Aliansi mengingatkan bahwa revisi ini dilakukan dengan cara tertutup, terburu-buru, dan tanpa partisipasi masyarakat sipil. Mutiara Ika Pratiwi dari Perempuan Mahardhika mengingatkan bahwa situasi ini bukanlah persoalan sepele. “Kita bicara tentang sejarah berdarah bangsa ini. Pengalaman selama era Daerah Operasi Militer (DOM) di Aceh, Papua, dan daerah lainnya, perempuan selalu menjadi korban kekerasan seksual sistematis sebagai alat kekuasaan militer,” jelasnya.

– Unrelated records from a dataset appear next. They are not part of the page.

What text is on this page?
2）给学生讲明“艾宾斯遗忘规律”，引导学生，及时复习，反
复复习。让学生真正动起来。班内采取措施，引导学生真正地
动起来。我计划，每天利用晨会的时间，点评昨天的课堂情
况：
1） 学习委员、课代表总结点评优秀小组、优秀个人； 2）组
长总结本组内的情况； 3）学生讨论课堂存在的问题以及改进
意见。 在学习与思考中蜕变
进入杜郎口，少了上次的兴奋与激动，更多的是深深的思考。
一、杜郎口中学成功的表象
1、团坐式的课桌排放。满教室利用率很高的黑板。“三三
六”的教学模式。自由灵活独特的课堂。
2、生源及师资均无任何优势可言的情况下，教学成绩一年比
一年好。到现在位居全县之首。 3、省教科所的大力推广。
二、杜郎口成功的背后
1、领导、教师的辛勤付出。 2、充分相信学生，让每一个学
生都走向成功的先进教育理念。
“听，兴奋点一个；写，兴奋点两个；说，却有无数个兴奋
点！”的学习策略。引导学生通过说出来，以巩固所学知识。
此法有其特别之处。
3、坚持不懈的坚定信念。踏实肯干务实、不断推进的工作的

Hal senada diutarakan oleh Jumisih dari JALA PRT yang dengan lantang mengatakan, “Kami menolak keras revisi ini. Negara harus melindungi rakyatnya, bukan memberi ruang kepada kekuatan militer untuk kembali melakukan kekerasan terhadap perempuan. Jangan main-main dengan nyawa kami!”
Dhede dari Perhimpunan Jiwa Sehat pun turut menyampaikan, “Kita tidak boleh melupakan trauma kolektif akibat represi militer yang masih membekas hingga sekarang. Jangan biarkan generasi berikutnya mengalami hal yang sama hanya karena negara abai pada sejarah.”
Dalam sejarah Indonesia, femisida terhadap Marsinah menjadi simbol paling tragis dari kekerasan militer di bawah Dwifungsi ABRI. Aktivis perempuan ini dibunuh dan diperkosa akibat keberanian memperjuangkan hak buruh pada tahun 1993. Hingga kini, keadilan bagi Marsinah belum terpenuhi.
Aliansi Perempuan Indonesia menegaskan akan terus melakukan advokasi dan mengajak seluruh elemen masyarakat sipil untuk bersatu menolak revisi ini demi memastikan bahwa tragedi masa lalu tidak pernah terulang lagi.
“Mengembalikan Dwifungsi ABRI sama saja menggali kuburan bagi demokrasi dan hak asasi perempuan. Kita harus cegah sebelum terlambat,” pungkas Dian Septi.